Expansión y cumplimiento
Esa empresa enfatiza que todos los datos relevantes se procesan en suecia y finlandia, cumpliendo normativa europea, lo que es un potente argumento comercial en mercados sensibles a la privacidad. Su plan de crecimiento pasa por adaptar el servicio a sistemas sanitarios fragmentados pero similares dentro de la unión europea, con la aspiración de escalar posteriormente a otros continentes.
En el terreno del entretenimiento, un proyecto japonés que nació como experimento de un investigador en enero de 2026 terminó evolucionando hacia una compañía dedicada a companions virtuales. El fundador aprovechó resultados académicos, incluido un trabajo que obtuvo visibilidad en conferencias como ICCV 2026, para construir avatares conversacionales y en tiempo real que funcionan en plataformas públicas. La estrategia combina comunidad y retroalimentación directa: desplegar el personaje en streams y comunidades permite recopilar datos relevantes para enriquecer la interacción.
Agentes autónomos en la industria
En un tercer frente, emergen startups que aplican IA al corazón de la economía física. Una compañía estadounidense enfocada en la distribución de materiales industriales propone agentes autónomos capaces de capturar demanda entrante, convertir leads y optimizar precios en sectores donde los procesos siguen siendo manuales.

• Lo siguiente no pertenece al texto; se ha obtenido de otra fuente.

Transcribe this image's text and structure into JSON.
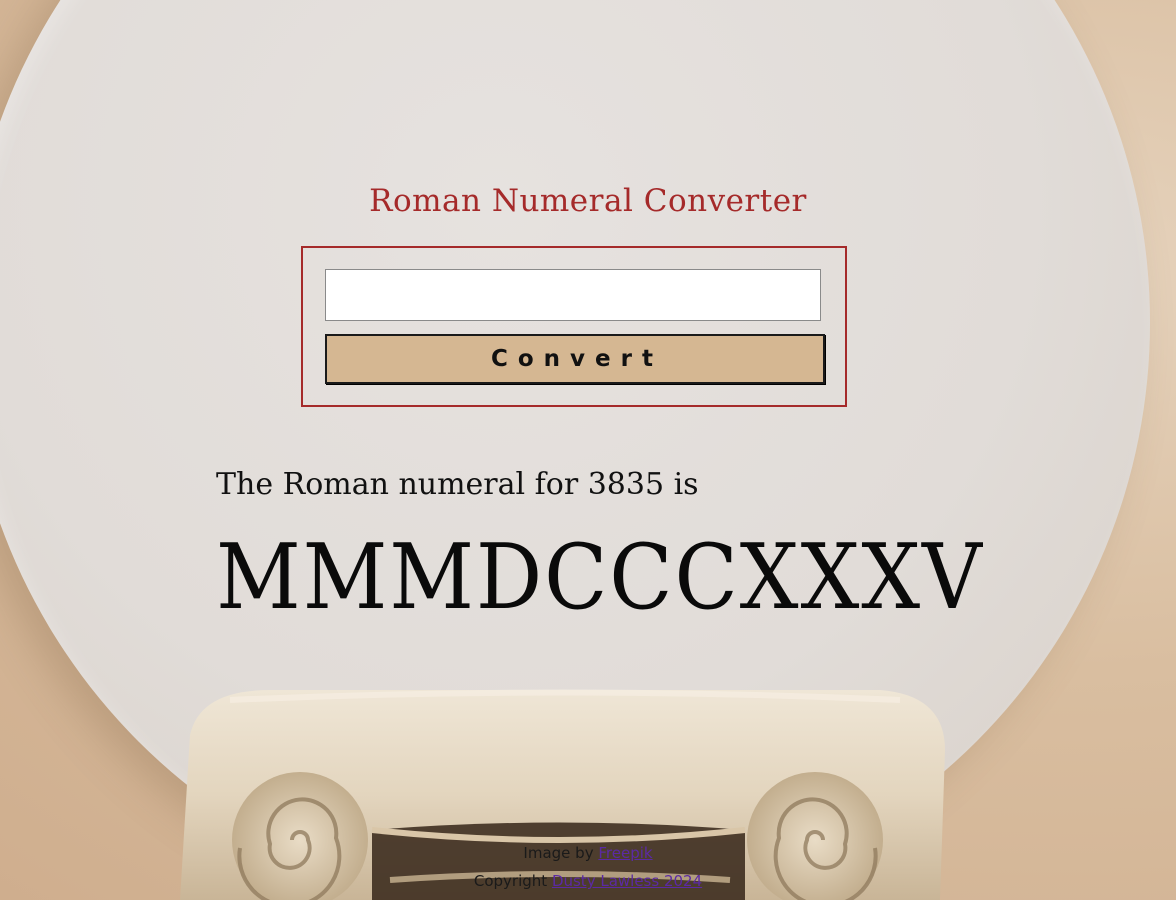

Respaldada por inversionistas destacados, la empresa sostiene que su tecnología puede elevar ingresos de clientes entre un 60% y 80% al automatizar tareas que antes dependían de intuición humana.
Implicaciones y la apuesta por liderazgo tecnológico
El discurso de algunos socios de a16z subraya una mirada geopolítica: más allá del retorno financiero, hay un interés en que ciertas capacidades tecnológicas se desarrollen con liderazgo norteamericano. No obstante, la práctica muestra que la innovación surge globalmente y que las mejores soluciones combinan talento técnico con sentido cultural: desde el diseño de personajes en japón hasta optimizaciones operativas en industrias tradicionales.
Para los emprendedores esto implica dos lecciones claras: primero, la calidad del producto y la validación con usuarios reales atrae a inversores internacionales aun cuando el equipo no busque activamente financiación; segundo, la conformidad regulatoria y la construcción de comunidades de usuarios son ventajas competitivas que facilitan la expansión transfronteriza.
Mientras los modelos y las plataformas maduran, la diferencia entre una idea prometedora y una empresa escalable radica en la ejecución operativa: cumplir normas, probar valor con clientes y ampliar la propuesta más allá del mercado de origen.